- Origin: Baal, Belgium
- Genres: Eurodance, euro disco
- Years active: 1991–1996
- Members: Cedric Murril Marianne Festraets

= AB Logic =

Belgian Eurodance project by Jacko Bultinck and Peter Gillis

AB Logic was a Belgian eurodance project arranged and produced by Jacko Bultinck and Peter Gillis in 1991. Its members included rapper K-Swing (Cedric Murril) and pop music vocalist Marianne Festraets. In 1992, they released the song "The Hitman". The same year, they released their self-titled debut album, which received a positive review from Alex Henderson of AllMusic. It fared much better on various mainland European pop charts than on the Billboard 200 album chart. They scored two minor Billboard Hot 100 hits in 1992 with "The Hitman" (#60) and "Get Up (Move Boy Move)" (#83). In Australia, "The Hitman" reached the top 10 on the ARIA singles chart in 1993, and was certified gold.

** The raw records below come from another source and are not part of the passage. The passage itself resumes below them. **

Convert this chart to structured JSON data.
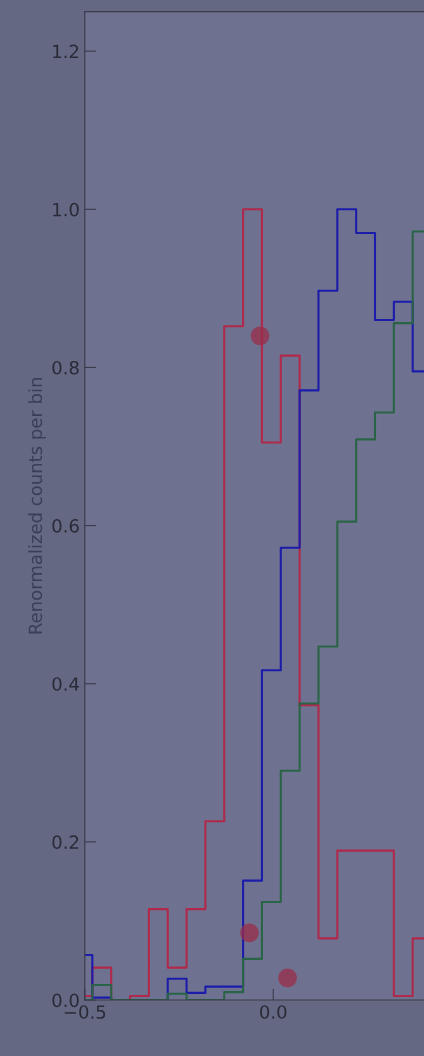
{
  "chart_data": {
    "type": "step",
    "ylabel": "Renormalized counts per bin",
    "x": [
      -0.5,
      -0.48,
      -0.43,
      -0.38,
      -0.33,
      -0.28,
      -0.23,
      -0.18,
      -0.13,
      -0.08,
      -0.03,
      0.02,
      0.07,
      0.12,
      0.17,
      0.22,
      0.27,
      0.32,
      0.37,
      0.4
    ],
    "series": [
      {
        "color": "#b0284a",
        "values": [
          0.005,
          0.041,
          0,
          0.005,
          0.115,
          0.041,
          0.115,
          0.226,
          0.852,
          1.0,
          0.705,
          0.815,
          0.373,
          0.078,
          0.189,
          0.189,
          0.189,
          0.005,
          0.078,
          0.078
        ]
      },
      {
        "color": "#1c1caa",
        "values": [
          0.057,
          0.003,
          0,
          0,
          0,
          0.027,
          0.009,
          0.017,
          0.017,
          0.151,
          0.417,
          0.572,
          0.771,
          0.897,
          1.0,
          0.97,
          0.86,
          0.883,
          0.795,
          0.795
        ]
      },
      {
        "color": "#2a6446",
        "values": [
          0,
          0.019,
          0,
          0,
          0,
          0.008,
          0,
          0,
          0.01,
          0.052,
          0.124,
          0.29,
          0.375,
          0.447,
          0.605,
          0.709,
          0.743,
          0.856,
          0.972,
          0.972
        ]
      },
      {
        "type": "scatter",
        "color": "#9a2c48",
        "x": [
          -0.035,
          -0.063,
          0.038
        ],
        "values": [
          0.84,
          0.085,
          0.028
        ],
        "marker": "circle"
      }
    ],
    "xlim": [
      -0.5,
      0.4
    ],
    "ylim": [
      0,
      1.25
    ],
    "xticks": [
      {
        "value": -0.5,
        "label": "−0.5"
      },
      {
        "value": 0,
        "label": "0.0"
      }
    ],
    "yticks": [
      {
        "value": 0,
        "label": "0.0"
      },
      0.2,
      0.4,
      0.6,
      0.8,
      {
        "value": 1,
        "label": "1.0"
      },
      1.2
    ],
    "grid": false
  }
}
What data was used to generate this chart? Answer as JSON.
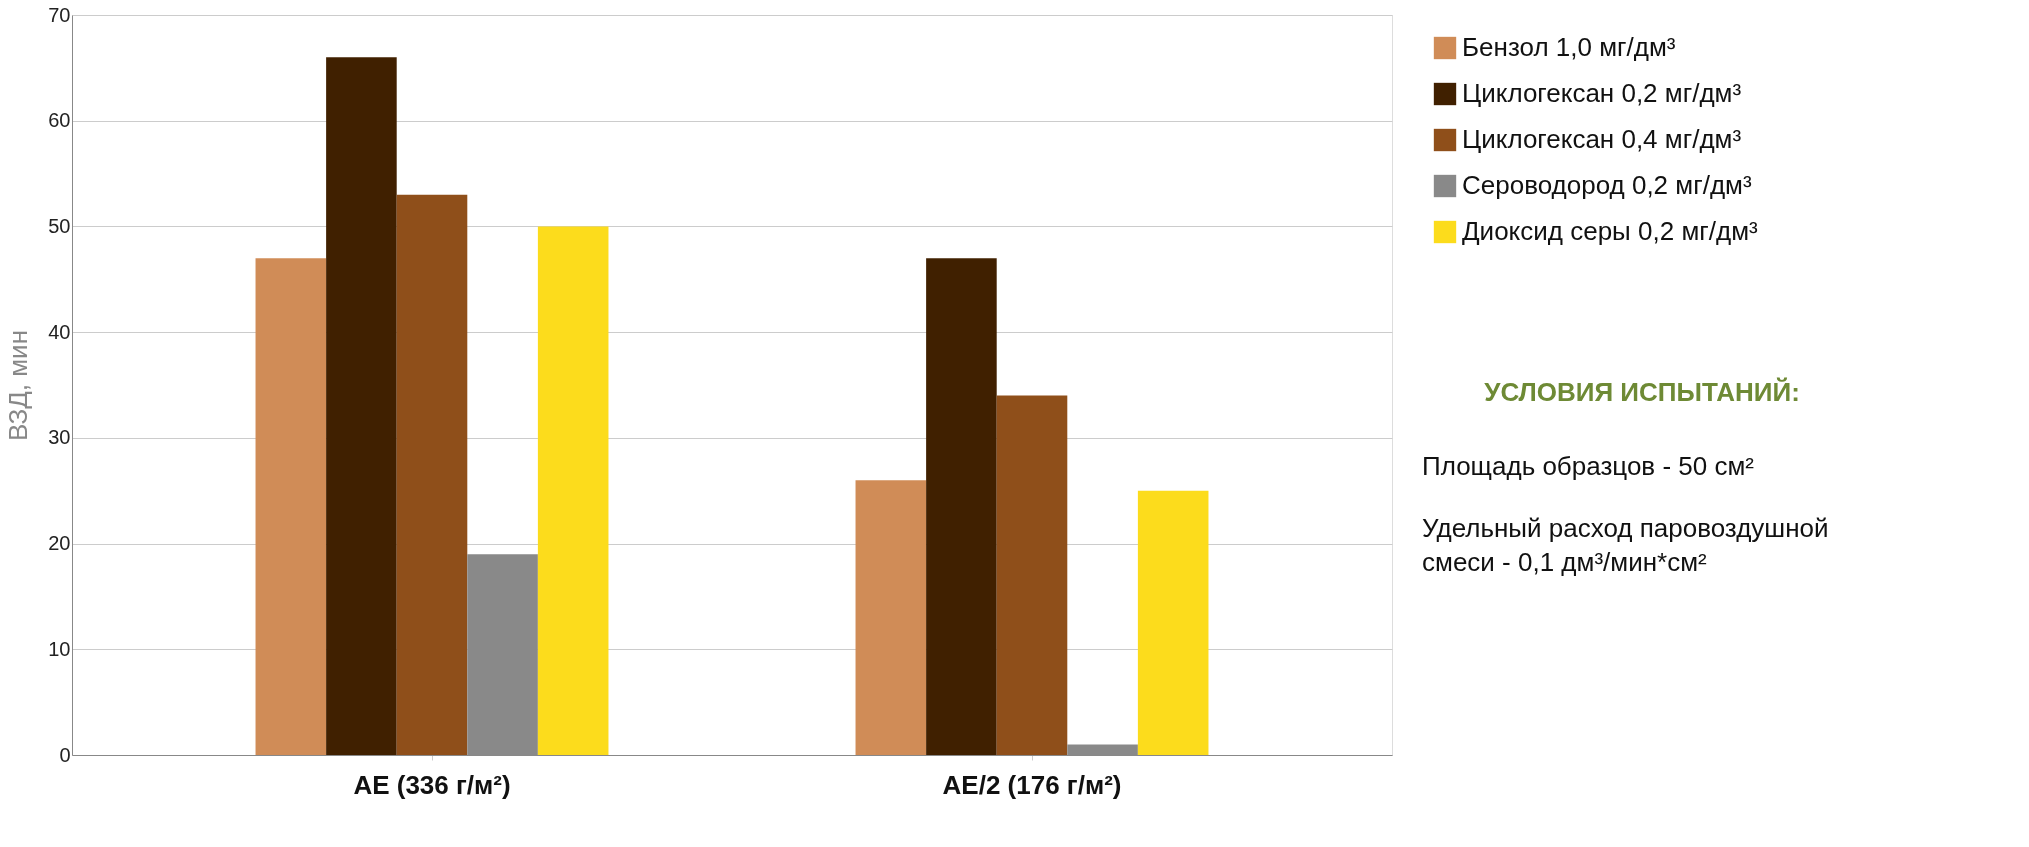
{
  "chart_data": {
    "type": "bar",
    "ylabel": "ВЗД, мин",
    "categories": [
      "АЕ (336 г/м²)",
      "АЕ/2 (176 г/м²)"
    ],
    "series": [
      {
        "name": "Бензол 1,0 мг/дм³",
        "color": "#d08c57",
        "values": [
          47,
          26
        ]
      },
      {
        "name": "Циклогексан 0,2 мг/дм³",
        "color": "#402000",
        "values": [
          66,
          47
        ]
      },
      {
        "name": "Циклогексан 0,4 мг/дм³",
        "color": "#8f4f1a",
        "values": [
          53,
          34
        ]
      },
      {
        "name": "Сероводород 0,2 мг/дм³",
        "color": "#898989",
        "values": [
          19,
          1
        ]
      },
      {
        "name": "Диоксид серы 0,2 мг/дм³",
        "color": "#fcdc1c",
        "values": [
          50,
          25
        ]
      }
    ],
    "ylim": [
      0,
      70
    ],
    "yticks": [
      0,
      10,
      20,
      30,
      40,
      50,
      60,
      70
    ],
    "grid": "y",
    "legend": "right",
    "annotations": [
      "УСЛОВИЯ ИСПЫТАНИЙ:",
      "Площадь образцов - 50 см²",
      "Удельный расход паровоздушной смеси - 0,1 дм³/мин*см²"
    ]
  }
}
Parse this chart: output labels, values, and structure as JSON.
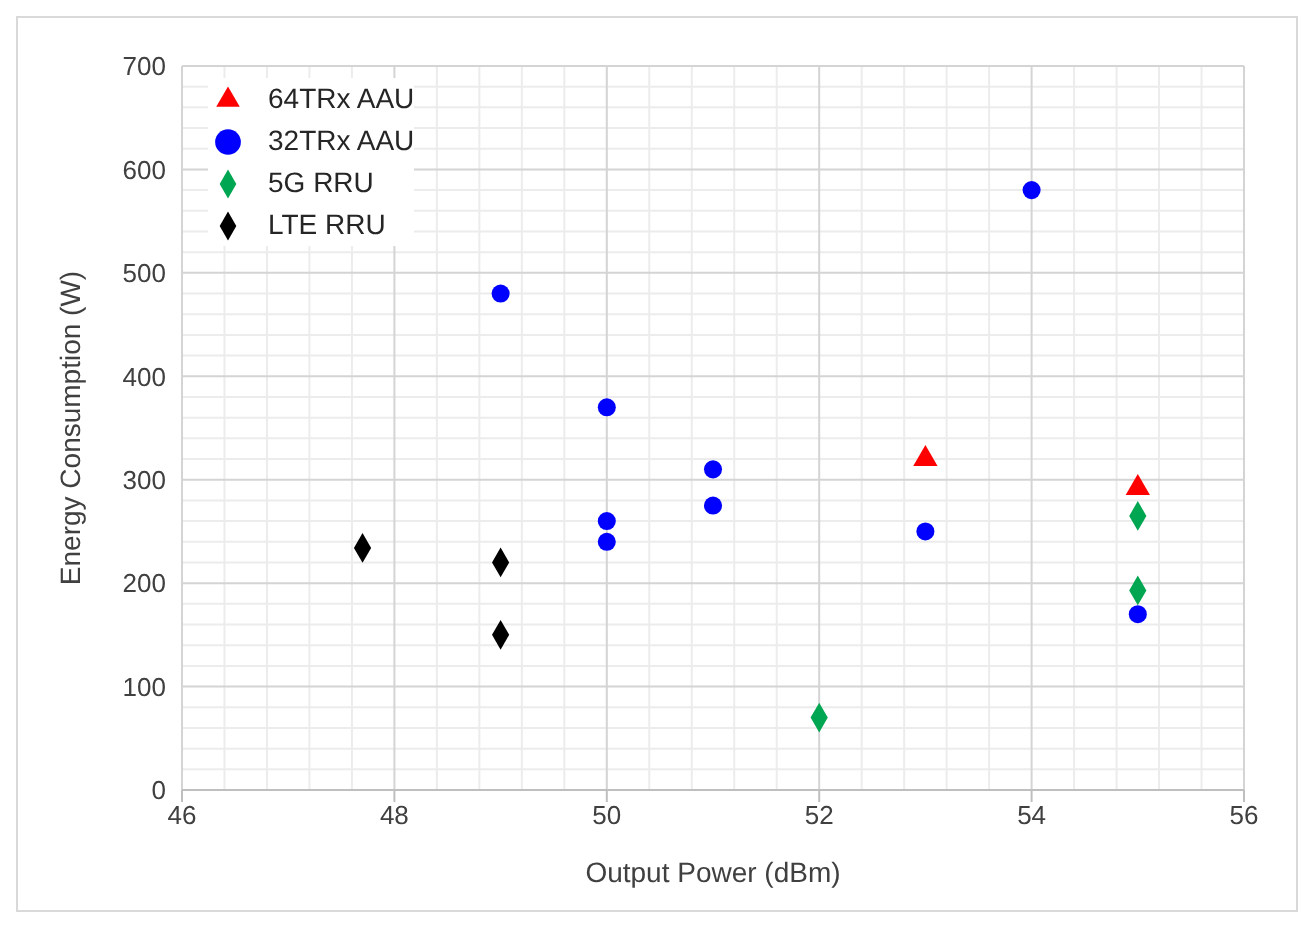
{
  "chart_data": {
    "type": "scatter",
    "xlabel": "Output Power (dBm)",
    "ylabel": "Energy Consumption (W)",
    "xlim": [
      46,
      56
    ],
    "xticks": [
      46,
      48,
      50,
      52,
      54,
      56
    ],
    "ylim": [
      0,
      700
    ],
    "yticks": [
      0,
      100,
      200,
      300,
      400,
      500,
      600,
      700
    ],
    "grid": true,
    "legend": "top left",
    "series": [
      {
        "name": "64TRx AAU",
        "color": "#ff0000",
        "marker": "triangle",
        "x": [
          53,
          55
        ],
        "values": [
          320,
          292
        ]
      },
      {
        "name": "32TRx AAU",
        "color": "#0000ff",
        "marker": "circle",
        "x": [
          49,
          50,
          50,
          50,
          51,
          51,
          53,
          54,
          55
        ],
        "values": [
          480,
          370,
          260,
          240,
          310,
          275,
          250,
          580,
          170
        ]
      },
      {
        "name": "5G RRU",
        "color": "#00a651",
        "marker": "diamond",
        "x": [
          52,
          55,
          55
        ],
        "values": [
          70,
          265,
          193
        ]
      },
      {
        "name": "LTE RRU",
        "color": "#000000",
        "marker": "diamond",
        "x": [
          47.7,
          49,
          49
        ],
        "values": [
          234,
          220,
          150
        ]
      }
    ]
  }
}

Another charting single, "AB Logic", was released in 1993.

Although "The Hitman" never made the UK national charts, it was a regional hit in North East England, making the Top 20 of MRIB's chart for Metro Radio in that region.

==Discography==

===Albums===

| Year | Album | Album details | Peak chart positions |  |
| AUS | US Hitseekers |
| 1992 | AB Logic | Release date: 1992; Label: Warner Music; | 63 | 37 |

===Singles===

Year: Single; Peak chart positions; Certifications; Album
BEL (FLA): AUS; FIN; SWE; US; US Dance
1992: "The Hitman"; 14; 6; —; —; 60; 20; AUS: Gold;; AB Logic
"Get Up (Move Boy Move)": —; —; —; —; 83; 15
1993: "AB Logic"; —; 60; 6; 29; —; —
1994: "Real World"; —; 204; —; —; —; —; Singles only
1996: "Welcome to My Heart"; —; —; —; —; —; —
"—" denotes a single that did not chart or was not released in that region.